The last few weeks have brought profound changes to life-as-we-know-it worldwide as we scramble to deal with (and hopefully lessen) the effects of the spread of the COVID-19 pandemic.
Like many, my area is now under a "stay at home" order from our state government.
All non-essential businesses are closed, including schools. Many are suddenly forced to find ways to work at home, while others are suddenly out of a job (at least for now).
Those who are still working face new challenges in ways to do their jobs safely.
Grocery store shelves are bare in some essential categories.
Hospitals are feeling the strain of a rush of new patients, limited protective gear for caregivers, and new difficulties in keeping both caregivers and patients safe in the presence of this new virus.
People we know are getting sick, and some of those are dying.
A worldwide recession is blossoming rapidly.
Not only are all of these things turning our personal and collective worlds upside down in the short term, there is also no indication of how long these changes will last, how severe they will become, or what to expect next.
That's a huge amount of uncertainty for all of us to be facing right now, and uncertainty tends to lead straight to fear.
In fact, fear has always seemed to me to be the inescapable outcome of uncertainty. It's just too easy to imagine all of the possible worst case scenarios and terrorize myself with all the bad things that might possibly be heading my way.
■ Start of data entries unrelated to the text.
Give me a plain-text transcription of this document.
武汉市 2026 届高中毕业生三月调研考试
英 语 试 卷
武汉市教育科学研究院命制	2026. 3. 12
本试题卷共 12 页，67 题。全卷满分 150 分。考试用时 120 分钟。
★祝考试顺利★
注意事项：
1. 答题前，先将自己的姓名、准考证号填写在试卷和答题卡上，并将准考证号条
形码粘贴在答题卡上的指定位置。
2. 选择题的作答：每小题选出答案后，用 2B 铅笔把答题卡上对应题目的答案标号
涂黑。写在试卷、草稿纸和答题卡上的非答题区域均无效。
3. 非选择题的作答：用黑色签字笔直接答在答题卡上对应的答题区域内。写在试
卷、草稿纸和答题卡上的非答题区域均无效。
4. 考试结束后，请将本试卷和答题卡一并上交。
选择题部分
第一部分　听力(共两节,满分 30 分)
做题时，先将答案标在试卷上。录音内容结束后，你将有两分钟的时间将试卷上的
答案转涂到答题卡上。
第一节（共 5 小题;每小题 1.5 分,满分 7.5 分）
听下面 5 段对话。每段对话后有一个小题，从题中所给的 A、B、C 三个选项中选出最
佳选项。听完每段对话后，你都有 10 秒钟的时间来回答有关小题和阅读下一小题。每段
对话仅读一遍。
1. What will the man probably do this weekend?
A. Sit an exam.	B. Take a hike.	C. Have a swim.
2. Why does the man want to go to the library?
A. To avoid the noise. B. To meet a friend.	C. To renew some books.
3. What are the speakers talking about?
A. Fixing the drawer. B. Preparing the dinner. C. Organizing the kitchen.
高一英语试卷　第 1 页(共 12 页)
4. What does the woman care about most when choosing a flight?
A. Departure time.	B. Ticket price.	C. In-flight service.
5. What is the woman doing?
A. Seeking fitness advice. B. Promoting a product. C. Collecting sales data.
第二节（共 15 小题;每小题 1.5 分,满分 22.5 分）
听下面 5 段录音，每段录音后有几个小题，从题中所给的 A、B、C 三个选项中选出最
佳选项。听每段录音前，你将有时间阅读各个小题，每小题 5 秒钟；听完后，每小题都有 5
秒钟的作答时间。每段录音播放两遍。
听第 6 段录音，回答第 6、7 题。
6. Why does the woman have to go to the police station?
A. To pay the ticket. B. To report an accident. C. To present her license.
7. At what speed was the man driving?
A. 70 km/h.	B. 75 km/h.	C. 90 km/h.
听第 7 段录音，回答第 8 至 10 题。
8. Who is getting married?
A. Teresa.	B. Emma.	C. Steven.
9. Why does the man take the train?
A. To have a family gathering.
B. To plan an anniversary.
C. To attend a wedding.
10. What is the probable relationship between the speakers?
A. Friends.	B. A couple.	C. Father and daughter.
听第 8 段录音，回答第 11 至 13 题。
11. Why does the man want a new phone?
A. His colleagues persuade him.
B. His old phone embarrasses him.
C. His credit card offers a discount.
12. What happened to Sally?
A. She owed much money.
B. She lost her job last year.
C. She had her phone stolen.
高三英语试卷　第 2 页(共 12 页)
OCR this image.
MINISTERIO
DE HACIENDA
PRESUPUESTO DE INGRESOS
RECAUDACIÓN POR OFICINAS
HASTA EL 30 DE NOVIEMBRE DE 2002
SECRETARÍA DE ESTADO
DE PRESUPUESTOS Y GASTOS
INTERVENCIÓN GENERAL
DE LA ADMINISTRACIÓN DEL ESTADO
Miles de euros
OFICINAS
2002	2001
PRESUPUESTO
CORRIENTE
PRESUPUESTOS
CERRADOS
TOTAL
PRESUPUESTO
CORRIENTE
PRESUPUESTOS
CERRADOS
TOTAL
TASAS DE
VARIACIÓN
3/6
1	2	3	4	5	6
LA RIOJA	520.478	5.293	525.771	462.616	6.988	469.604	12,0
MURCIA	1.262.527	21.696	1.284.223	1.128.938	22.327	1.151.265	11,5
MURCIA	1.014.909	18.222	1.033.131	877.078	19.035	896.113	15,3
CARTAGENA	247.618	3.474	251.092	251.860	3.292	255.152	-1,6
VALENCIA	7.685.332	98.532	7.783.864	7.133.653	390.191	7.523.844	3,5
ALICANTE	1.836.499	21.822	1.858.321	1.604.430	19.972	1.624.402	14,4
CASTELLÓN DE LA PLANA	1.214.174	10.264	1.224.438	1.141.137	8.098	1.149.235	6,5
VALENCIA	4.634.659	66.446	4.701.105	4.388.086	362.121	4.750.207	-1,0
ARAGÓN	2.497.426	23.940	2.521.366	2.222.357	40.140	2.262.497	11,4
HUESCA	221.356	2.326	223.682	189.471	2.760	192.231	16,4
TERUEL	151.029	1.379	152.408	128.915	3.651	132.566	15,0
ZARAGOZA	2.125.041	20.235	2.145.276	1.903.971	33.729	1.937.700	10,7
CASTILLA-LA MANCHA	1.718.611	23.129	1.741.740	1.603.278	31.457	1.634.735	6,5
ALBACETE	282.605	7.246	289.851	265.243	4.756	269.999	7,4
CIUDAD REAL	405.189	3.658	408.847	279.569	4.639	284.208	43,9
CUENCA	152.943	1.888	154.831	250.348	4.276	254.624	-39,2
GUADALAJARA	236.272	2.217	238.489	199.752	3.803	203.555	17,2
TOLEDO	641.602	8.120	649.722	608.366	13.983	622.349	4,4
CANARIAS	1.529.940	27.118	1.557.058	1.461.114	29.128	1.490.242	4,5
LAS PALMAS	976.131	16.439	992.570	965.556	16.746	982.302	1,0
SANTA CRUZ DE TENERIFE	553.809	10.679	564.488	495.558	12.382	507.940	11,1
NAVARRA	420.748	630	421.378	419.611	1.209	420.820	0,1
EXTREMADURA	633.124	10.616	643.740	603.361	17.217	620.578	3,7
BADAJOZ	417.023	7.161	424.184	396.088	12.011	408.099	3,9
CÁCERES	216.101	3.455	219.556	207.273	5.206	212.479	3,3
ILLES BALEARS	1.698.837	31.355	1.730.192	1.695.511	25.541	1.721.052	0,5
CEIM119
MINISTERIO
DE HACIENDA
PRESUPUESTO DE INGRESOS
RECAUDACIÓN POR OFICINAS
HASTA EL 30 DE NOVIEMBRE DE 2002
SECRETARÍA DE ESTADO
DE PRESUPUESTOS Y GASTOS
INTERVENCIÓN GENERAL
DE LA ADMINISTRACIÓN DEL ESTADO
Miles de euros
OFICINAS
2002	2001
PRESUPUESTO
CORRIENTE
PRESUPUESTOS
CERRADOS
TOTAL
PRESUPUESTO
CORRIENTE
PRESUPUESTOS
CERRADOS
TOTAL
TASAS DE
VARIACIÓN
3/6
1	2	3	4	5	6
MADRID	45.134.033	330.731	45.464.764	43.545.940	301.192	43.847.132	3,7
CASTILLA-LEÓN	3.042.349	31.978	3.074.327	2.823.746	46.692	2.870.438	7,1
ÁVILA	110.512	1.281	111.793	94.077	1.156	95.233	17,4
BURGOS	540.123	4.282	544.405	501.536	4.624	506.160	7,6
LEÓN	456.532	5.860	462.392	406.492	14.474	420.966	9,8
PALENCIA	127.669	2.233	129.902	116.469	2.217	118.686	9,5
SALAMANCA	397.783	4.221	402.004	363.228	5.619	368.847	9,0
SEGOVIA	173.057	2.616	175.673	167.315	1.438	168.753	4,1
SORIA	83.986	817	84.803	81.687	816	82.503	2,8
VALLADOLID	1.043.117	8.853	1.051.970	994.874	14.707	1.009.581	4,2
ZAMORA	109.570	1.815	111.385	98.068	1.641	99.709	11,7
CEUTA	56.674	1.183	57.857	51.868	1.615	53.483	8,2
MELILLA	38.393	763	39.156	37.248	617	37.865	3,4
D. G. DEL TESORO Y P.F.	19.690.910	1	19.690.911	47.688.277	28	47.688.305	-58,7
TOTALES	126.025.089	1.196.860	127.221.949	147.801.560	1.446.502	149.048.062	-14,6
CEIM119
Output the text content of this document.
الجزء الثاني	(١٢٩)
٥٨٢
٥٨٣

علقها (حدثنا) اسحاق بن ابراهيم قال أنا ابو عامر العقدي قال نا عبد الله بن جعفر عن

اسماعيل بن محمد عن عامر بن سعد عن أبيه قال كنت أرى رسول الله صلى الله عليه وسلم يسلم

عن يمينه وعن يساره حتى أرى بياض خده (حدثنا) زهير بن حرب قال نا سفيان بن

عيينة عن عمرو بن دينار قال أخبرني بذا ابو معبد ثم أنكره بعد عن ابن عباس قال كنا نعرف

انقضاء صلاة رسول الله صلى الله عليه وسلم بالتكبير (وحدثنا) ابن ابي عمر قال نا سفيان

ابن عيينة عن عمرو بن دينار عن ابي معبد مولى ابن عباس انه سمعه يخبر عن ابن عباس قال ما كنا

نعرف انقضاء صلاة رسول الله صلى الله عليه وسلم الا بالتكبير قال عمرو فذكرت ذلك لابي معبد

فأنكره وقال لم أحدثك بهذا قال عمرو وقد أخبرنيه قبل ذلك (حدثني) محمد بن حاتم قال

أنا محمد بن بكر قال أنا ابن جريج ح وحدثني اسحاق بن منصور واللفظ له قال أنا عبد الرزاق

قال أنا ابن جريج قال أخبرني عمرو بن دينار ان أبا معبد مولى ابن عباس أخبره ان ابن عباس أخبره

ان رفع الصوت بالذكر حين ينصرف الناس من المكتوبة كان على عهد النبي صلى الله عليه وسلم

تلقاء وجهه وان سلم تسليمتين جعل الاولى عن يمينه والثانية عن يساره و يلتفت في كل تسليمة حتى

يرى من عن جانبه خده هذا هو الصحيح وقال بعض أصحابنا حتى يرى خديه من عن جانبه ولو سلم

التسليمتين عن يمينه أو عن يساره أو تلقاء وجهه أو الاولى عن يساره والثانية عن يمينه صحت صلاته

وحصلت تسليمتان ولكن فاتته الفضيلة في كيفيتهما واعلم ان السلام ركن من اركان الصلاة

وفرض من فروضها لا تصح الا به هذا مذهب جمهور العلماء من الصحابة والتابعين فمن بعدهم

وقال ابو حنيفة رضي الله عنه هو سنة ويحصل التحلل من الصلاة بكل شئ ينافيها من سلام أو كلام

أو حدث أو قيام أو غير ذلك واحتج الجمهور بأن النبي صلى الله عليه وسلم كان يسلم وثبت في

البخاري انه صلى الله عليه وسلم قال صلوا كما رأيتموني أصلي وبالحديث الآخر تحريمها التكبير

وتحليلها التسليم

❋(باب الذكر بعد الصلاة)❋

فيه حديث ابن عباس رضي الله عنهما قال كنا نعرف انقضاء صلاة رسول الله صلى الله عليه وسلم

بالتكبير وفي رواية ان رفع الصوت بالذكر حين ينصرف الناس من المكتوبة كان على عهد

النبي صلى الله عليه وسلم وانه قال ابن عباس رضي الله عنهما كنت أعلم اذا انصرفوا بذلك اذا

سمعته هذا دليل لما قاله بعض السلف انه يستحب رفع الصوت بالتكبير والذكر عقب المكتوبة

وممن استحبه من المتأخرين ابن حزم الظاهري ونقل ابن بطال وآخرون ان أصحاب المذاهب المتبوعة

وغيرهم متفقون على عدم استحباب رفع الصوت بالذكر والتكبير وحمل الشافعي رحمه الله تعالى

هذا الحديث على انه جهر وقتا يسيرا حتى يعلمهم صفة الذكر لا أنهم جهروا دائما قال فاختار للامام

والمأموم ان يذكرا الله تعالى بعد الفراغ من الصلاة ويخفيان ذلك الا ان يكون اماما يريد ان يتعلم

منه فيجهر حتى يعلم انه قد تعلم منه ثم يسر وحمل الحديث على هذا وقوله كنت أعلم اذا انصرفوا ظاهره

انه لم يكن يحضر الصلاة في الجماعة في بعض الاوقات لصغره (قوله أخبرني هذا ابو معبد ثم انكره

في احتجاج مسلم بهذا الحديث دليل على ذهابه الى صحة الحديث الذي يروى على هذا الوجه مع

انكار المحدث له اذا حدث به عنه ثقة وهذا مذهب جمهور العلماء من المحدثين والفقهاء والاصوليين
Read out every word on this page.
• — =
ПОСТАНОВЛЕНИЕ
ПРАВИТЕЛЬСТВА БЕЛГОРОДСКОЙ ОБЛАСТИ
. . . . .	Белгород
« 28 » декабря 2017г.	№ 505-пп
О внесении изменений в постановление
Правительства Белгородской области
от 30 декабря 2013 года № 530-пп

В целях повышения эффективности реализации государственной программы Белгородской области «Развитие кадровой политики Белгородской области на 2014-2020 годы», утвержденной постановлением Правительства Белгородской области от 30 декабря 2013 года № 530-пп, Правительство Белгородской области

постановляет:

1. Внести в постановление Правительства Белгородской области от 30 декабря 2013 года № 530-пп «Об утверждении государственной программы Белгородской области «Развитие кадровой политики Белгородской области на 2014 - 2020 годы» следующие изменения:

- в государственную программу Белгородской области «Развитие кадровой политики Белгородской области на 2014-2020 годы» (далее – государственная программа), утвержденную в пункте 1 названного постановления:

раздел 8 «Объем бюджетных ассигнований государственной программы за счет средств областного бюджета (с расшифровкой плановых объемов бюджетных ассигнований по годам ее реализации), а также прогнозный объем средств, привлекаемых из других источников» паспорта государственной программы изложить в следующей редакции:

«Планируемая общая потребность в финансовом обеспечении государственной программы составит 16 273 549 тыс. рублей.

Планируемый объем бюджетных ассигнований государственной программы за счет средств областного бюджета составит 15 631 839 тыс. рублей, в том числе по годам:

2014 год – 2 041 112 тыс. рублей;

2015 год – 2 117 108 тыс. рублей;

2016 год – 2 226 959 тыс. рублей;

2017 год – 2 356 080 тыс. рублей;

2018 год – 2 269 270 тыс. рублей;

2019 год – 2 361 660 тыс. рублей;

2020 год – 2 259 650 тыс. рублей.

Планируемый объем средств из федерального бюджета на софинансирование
I came across a quote a couple of weeks ago that has forced me to re-think this:
“If uncertainty is unacceptable to you, it turns into fear. If it is perfectly acceptable, it turns into increased aliveness, alertness, and creativity.” ~Eckhart Tolle
Whoa! While this runs counter to the way I've always thought of the inevitability of fear in the face of uncertainty, my mind immediately provided examples of the truth of what Tolle has to say.
When I'm doing creative work (which is inherently full of uncertainty), my acceptance of the uncertainty involved certainly does lead to greater aliveness in my work and in my life.
I've been intentionally trying to apply this to the rest of my life in this time of uncertainty. Rather than resisting and fighting all of the uncertainty that surrounds me, I've been trying to accept it and relax into it.
I've not been entirely successful. (Fear is a powerful challenger that doesn't let go easily.) But to the degree that I have been able to do this, I keep finding fear giving way to the increased "aliveness, alertness, and creativity" that Tolle refers to.
In those moments, I am able to see this time as a chance for a reset (albeit a potentially painful one) and my creative instincts fire up as I begin re-imagining life full of new possibilities instead of only worst case scenarios.
What would it mean for you to approach the current uncertainty with acceptance instead of only rejecting it as unacceptable?
Where might this shake-up of "normal" create opportunities to reset your normal into one that would be more satisfying or rewarding?
How might it feel to engage in those kinds of possibilities for increased "aliveness, alertness, and creativity" at least for a little bit each day?